Did private companies remove coal files to derail CBI probe?
23 Sep 2013
The CBI is probing the role of private companies which bagged coal blocks in the alleged conspiracy of "missing files" from the coal ministry. CBI suspects there is a possibility that private companies in collusion with bureaucrats and lower level officials in the coal ministry got the files removed, so that the agency's probe is derailed.
The agency has decided to take out the visitors registers of senior bureaucrats and other officials of coal ministry to find out about the visits of executives of private companies in the coal ministry in the past one year.
In the two preliminary enquiries registered on Friday to probe the missing files of two periods - 1993-2005 and 2006-2009, CBI said private companies were also being investigated. A senior officer said, "Everything is possible. Allocations were done in connivance with government officials. Since they (private companies) knew they had violated norms, misrepresented facts to get coal blocks and paid bribes to get blocks, there is every likelihood that files have gone missing at their behest."

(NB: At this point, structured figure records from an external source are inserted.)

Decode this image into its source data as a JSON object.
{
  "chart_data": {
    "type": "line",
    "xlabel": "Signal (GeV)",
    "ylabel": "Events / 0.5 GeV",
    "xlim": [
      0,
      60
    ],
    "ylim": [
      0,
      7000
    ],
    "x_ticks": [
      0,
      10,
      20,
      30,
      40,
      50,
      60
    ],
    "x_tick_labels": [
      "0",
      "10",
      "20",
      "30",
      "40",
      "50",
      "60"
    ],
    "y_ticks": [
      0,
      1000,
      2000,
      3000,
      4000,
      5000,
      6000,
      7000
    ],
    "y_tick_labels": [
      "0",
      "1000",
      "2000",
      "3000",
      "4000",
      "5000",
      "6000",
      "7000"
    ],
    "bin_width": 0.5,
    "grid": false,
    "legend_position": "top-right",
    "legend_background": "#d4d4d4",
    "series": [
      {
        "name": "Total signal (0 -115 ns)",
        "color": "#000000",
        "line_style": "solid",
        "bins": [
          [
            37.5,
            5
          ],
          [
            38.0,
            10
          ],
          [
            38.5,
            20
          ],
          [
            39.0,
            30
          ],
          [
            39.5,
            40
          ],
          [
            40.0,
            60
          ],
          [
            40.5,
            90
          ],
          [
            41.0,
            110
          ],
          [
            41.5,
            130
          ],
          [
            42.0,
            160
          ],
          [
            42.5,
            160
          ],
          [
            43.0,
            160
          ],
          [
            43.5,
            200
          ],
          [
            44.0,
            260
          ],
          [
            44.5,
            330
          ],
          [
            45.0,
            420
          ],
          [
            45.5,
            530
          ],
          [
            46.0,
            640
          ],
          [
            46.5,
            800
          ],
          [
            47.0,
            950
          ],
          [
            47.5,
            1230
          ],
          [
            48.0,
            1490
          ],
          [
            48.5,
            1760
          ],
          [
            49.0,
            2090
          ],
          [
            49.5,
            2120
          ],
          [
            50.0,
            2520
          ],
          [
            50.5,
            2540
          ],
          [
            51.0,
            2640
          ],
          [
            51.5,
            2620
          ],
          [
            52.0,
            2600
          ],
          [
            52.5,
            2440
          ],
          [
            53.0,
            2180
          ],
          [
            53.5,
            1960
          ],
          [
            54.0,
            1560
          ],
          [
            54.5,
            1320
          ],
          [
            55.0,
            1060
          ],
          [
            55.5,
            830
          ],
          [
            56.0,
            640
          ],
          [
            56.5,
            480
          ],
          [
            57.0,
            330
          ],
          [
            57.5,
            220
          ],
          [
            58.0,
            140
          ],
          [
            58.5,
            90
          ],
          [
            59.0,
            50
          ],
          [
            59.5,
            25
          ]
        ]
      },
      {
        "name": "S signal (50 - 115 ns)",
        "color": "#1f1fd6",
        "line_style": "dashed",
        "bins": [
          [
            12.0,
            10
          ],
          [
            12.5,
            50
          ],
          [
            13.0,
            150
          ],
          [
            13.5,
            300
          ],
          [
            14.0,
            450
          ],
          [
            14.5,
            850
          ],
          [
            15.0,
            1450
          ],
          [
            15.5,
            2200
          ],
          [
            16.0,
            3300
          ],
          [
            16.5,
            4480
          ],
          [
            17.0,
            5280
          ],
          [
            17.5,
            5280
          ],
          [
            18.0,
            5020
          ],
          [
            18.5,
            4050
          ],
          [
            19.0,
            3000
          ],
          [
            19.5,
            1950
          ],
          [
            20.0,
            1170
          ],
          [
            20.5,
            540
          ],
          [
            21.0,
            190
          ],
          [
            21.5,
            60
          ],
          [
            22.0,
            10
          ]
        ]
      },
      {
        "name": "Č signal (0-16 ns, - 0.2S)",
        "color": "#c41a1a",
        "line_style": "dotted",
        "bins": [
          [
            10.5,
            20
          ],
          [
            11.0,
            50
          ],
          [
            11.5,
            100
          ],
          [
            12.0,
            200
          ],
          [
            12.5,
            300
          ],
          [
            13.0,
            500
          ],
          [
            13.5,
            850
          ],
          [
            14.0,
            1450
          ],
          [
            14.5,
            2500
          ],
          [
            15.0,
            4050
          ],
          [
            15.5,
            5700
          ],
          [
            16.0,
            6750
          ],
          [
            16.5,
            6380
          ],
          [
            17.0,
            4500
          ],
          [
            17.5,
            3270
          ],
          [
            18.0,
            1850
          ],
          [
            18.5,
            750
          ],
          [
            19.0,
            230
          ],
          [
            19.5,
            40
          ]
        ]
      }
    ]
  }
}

The agency has already said that "there seems to be a deliberate attempt to halt CBI investigations" in the Supreme Court monitored 1.76 lakh crore Coalgate scam.
Investigations by CBI in the past two days was centered on taking details of government officials who were custodians of files since 1993 and those who prepared minutes of meetings. Officials said executives of private companies often visited coal ministry for routine coal block related work. CBI, sources said, would be looking for unusual and unscheduled visits of private executives in the ministry. Subsequently, CBI would also gather intelligence from independent sources.
CBI has booked close to 20 private companies in its 13 FIRs so far including some big names like Jindal Steel and Power Limited, AMR Iron and Steel, JLD Yavatmal, JAS Infrastructure, Rathi Steel and Power Ltd, Green Infrastructure, Kamal Iron and Sponge and others.
According to agency officials, there are files which do not even exist in the coal ministry. The investigation team is procuring a list of coal ministry employees - serving and retired -- who were custodians of files and their interrogation will begin from next week, said sources.
During the reconciliation, it was found that 15-18 crucial files related to coal block allocations between 2006-2009 are not traceable and it is affecting the agency's probe.